I am dubious about the restriction to "carbon-based" and frame the AP in generic terms that only assume that some kind of 1st person aspect exists such that the notion of an "Observer" has meaning: An observer will only have 1st person experiences of universes that allow for their existence." I find that the notion of "fine-tuning" is as silly as assuming that the nose on my face was formed over the millennia by forces, random and/or otherwise to allow for my spectacles to fit on them. Instead, we find ourselves in a universe that has the particular properties and values of constants because it is within such a universe that we, as observers, evolved.
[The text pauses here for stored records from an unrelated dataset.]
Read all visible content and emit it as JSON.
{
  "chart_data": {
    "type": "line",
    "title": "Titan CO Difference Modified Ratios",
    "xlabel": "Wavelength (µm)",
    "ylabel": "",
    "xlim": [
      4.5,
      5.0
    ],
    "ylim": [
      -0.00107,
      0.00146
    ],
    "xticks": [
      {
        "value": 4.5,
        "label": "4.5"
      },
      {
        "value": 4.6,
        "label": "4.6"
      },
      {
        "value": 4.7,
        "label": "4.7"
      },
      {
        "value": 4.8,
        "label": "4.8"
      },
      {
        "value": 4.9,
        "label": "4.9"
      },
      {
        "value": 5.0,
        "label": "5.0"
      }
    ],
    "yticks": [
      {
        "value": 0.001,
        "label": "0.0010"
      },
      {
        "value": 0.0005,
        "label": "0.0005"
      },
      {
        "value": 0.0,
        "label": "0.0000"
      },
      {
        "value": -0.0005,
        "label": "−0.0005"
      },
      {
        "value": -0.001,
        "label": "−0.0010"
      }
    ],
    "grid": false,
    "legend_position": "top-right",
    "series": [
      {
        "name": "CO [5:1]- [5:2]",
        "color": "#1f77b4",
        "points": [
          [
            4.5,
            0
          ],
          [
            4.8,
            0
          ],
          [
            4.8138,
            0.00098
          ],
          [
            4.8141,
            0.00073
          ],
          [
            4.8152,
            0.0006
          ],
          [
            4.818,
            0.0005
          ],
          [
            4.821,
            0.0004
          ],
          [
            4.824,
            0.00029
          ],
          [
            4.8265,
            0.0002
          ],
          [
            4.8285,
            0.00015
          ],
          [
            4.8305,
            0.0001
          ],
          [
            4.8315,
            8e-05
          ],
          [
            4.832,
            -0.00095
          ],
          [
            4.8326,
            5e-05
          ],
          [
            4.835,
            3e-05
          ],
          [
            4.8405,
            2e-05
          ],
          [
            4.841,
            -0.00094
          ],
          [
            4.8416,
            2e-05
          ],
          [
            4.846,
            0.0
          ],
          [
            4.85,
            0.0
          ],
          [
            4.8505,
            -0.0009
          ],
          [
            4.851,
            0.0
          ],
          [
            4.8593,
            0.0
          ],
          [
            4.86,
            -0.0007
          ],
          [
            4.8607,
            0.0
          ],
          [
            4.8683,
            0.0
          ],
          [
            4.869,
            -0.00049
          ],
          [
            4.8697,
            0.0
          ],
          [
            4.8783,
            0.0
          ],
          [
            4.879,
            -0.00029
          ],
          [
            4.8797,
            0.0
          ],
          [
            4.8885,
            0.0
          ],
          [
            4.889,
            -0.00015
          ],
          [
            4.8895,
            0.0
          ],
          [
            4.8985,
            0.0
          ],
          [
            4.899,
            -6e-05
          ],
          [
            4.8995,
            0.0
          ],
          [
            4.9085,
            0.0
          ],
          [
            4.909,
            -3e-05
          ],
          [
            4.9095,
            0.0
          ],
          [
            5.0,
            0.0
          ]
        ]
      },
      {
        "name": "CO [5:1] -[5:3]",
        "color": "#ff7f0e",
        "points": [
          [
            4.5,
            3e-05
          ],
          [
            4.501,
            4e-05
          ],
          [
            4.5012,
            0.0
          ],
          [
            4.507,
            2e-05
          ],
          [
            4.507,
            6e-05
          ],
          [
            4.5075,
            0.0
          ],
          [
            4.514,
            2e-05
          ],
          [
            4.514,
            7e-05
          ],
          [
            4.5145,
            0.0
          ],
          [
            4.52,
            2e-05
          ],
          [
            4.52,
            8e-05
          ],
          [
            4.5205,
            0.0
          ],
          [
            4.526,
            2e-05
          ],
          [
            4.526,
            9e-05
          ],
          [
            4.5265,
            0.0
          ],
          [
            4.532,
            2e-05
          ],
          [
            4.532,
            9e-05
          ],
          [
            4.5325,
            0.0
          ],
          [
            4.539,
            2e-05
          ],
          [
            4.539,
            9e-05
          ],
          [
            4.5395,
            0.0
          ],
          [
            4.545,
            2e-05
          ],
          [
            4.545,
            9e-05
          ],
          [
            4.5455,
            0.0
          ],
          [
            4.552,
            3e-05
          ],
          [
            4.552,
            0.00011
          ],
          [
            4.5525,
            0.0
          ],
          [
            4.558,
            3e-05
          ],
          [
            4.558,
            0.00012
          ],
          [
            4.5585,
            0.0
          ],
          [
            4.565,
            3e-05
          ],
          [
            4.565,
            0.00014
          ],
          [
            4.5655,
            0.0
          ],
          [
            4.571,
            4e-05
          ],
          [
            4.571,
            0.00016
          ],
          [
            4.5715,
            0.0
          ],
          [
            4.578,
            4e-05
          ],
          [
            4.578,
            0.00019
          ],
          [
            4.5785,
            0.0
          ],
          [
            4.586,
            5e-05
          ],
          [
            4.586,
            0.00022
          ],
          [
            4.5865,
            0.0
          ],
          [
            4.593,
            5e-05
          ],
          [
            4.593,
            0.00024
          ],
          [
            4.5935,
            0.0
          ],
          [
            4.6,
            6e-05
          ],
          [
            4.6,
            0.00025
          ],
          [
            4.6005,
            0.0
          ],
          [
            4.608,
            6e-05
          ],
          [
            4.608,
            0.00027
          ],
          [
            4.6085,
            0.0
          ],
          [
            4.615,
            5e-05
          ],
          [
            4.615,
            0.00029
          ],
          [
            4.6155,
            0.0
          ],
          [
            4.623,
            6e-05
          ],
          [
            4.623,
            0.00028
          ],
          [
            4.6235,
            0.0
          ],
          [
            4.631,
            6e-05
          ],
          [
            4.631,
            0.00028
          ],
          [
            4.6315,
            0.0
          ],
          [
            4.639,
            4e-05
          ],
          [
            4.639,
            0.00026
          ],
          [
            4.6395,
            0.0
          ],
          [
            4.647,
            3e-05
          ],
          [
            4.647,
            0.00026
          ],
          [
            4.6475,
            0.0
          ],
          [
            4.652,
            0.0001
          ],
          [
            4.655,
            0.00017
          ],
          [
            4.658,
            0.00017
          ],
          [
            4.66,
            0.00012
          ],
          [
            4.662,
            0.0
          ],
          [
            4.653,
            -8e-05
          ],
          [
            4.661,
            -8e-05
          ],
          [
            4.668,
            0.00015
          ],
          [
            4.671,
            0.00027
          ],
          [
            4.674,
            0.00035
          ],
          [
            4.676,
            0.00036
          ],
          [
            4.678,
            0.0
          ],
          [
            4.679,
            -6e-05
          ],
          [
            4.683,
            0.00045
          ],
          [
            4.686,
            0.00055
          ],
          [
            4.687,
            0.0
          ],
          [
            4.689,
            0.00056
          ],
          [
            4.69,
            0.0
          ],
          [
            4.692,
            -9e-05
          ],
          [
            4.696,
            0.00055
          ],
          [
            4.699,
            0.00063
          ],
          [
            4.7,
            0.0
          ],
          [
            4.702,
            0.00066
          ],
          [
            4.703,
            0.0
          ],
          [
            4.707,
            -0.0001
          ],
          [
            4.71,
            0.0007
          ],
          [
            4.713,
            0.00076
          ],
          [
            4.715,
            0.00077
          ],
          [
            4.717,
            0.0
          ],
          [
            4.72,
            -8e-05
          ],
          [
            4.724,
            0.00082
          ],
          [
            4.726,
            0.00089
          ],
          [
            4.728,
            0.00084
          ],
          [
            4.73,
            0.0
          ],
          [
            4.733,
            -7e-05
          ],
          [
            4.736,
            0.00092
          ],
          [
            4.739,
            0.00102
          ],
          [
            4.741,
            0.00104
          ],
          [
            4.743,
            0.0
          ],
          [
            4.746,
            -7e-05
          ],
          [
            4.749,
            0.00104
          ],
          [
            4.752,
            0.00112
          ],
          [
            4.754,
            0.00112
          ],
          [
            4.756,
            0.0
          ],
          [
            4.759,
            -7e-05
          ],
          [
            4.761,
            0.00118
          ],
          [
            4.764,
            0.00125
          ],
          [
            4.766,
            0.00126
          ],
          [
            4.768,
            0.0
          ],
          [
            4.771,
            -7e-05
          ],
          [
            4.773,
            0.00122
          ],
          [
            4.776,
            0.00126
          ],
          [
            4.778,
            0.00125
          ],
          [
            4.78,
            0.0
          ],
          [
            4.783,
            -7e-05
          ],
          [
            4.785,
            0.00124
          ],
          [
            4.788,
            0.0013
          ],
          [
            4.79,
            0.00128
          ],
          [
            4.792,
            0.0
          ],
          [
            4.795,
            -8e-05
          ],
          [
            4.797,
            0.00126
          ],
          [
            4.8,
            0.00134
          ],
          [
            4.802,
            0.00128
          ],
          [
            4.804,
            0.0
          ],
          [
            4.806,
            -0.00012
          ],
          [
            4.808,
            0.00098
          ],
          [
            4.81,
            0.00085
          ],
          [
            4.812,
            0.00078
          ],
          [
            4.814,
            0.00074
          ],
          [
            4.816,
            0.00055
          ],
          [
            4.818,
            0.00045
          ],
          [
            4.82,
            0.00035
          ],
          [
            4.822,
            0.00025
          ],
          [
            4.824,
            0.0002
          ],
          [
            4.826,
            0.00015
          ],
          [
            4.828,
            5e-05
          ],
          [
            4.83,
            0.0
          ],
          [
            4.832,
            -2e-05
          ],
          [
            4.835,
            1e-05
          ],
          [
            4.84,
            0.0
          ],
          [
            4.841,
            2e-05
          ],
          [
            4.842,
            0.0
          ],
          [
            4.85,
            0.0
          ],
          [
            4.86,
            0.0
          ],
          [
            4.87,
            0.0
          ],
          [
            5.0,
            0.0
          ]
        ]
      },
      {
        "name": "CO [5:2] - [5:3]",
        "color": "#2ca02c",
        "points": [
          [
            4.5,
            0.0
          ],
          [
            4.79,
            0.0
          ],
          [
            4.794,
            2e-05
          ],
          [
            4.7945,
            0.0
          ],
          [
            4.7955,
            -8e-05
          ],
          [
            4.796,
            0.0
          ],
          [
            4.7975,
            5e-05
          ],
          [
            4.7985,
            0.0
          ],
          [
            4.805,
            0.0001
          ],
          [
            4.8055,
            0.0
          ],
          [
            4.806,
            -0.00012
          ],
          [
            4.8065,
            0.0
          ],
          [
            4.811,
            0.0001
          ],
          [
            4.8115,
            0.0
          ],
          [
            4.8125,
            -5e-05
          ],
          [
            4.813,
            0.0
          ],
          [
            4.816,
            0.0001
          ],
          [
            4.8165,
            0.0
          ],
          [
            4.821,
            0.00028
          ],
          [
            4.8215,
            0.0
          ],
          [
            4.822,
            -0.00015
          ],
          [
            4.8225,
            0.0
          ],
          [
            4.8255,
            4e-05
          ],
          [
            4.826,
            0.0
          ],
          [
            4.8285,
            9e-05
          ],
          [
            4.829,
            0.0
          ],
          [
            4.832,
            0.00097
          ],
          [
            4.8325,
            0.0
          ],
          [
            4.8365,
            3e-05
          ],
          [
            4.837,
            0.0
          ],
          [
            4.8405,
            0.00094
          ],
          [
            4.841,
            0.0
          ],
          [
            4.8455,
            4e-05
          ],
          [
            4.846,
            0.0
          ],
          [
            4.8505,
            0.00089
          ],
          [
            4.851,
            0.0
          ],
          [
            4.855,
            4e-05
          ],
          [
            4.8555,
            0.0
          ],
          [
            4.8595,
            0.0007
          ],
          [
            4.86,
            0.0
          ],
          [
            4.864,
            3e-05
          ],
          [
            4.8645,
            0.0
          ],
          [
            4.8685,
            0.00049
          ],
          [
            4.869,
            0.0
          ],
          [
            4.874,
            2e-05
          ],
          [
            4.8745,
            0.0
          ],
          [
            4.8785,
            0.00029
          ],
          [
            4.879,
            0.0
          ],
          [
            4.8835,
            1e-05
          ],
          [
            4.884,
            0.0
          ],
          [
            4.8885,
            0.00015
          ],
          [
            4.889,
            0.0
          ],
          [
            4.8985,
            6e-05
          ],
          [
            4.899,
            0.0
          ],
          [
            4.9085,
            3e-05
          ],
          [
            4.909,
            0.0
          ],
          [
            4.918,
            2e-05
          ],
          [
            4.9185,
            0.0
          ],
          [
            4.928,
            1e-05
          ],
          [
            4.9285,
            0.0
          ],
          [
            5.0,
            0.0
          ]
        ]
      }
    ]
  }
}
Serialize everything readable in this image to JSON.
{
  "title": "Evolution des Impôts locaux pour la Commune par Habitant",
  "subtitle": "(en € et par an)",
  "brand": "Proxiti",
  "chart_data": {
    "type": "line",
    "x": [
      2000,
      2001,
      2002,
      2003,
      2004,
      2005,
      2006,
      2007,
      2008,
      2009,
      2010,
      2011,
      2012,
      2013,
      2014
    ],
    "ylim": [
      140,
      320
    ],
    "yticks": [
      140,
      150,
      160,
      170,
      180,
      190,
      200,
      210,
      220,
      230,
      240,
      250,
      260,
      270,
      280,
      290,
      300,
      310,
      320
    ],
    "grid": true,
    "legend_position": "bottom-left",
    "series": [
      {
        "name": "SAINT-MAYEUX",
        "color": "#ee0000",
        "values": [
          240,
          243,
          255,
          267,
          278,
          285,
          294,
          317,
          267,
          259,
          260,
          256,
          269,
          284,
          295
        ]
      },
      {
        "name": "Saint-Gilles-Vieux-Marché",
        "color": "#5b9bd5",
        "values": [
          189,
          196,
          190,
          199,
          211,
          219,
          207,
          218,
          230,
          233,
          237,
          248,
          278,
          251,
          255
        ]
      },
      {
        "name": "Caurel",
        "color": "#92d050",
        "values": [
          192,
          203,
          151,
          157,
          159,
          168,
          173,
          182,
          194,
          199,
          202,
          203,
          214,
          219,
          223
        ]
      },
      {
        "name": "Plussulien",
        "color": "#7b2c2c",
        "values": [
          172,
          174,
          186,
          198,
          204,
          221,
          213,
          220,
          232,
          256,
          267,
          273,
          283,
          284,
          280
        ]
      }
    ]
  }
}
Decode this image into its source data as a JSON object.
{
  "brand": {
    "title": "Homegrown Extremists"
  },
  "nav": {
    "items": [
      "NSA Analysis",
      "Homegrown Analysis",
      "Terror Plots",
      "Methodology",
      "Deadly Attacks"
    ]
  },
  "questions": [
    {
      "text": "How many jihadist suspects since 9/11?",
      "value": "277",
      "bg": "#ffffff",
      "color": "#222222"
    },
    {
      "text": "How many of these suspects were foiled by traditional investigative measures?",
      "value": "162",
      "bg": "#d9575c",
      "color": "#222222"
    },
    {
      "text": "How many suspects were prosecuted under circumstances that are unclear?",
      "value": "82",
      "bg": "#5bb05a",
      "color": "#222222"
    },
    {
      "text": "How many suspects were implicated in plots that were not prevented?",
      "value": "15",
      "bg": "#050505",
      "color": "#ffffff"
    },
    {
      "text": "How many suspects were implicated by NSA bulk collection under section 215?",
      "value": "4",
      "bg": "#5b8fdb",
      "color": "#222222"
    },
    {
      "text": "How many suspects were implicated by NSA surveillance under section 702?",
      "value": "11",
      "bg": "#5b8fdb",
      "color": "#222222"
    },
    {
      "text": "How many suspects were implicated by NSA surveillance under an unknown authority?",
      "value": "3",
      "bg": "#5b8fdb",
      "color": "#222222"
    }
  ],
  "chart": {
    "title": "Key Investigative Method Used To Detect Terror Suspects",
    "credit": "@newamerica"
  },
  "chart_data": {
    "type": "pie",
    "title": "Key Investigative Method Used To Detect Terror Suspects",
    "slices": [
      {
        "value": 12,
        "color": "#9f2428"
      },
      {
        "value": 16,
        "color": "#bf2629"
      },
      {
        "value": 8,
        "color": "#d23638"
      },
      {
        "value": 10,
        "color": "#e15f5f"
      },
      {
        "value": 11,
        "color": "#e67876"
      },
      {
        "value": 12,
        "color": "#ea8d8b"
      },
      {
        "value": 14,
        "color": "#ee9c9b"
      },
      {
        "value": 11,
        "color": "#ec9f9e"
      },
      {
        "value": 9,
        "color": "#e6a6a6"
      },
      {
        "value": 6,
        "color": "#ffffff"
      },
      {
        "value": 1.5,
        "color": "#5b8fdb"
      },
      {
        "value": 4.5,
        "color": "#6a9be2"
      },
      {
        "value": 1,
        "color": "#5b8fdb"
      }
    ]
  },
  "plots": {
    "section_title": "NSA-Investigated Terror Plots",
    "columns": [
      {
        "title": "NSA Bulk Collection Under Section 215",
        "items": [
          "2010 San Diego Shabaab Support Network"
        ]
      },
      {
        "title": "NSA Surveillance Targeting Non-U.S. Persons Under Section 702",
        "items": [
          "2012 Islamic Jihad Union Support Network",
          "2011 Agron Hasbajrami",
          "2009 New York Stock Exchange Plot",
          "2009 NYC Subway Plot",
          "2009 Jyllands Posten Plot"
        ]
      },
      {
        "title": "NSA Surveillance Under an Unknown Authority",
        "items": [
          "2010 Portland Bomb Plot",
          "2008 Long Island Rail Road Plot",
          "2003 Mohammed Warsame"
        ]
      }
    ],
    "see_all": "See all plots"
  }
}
The notion of prior measures of universes seems to necessitate some form of an Observer that exists "outside" of the powerset of universes, U, such that It can compare one subset of U to another. Is this not a sorry throwback to deistic thinking and is self-stultifying, since it assumes that observers can exists that have no universe within which to evolve?
The same contradiction follow the notion of a "block universe", where it is assumed that space-time is much like a fish bowl that some Observer may perceive "all at once".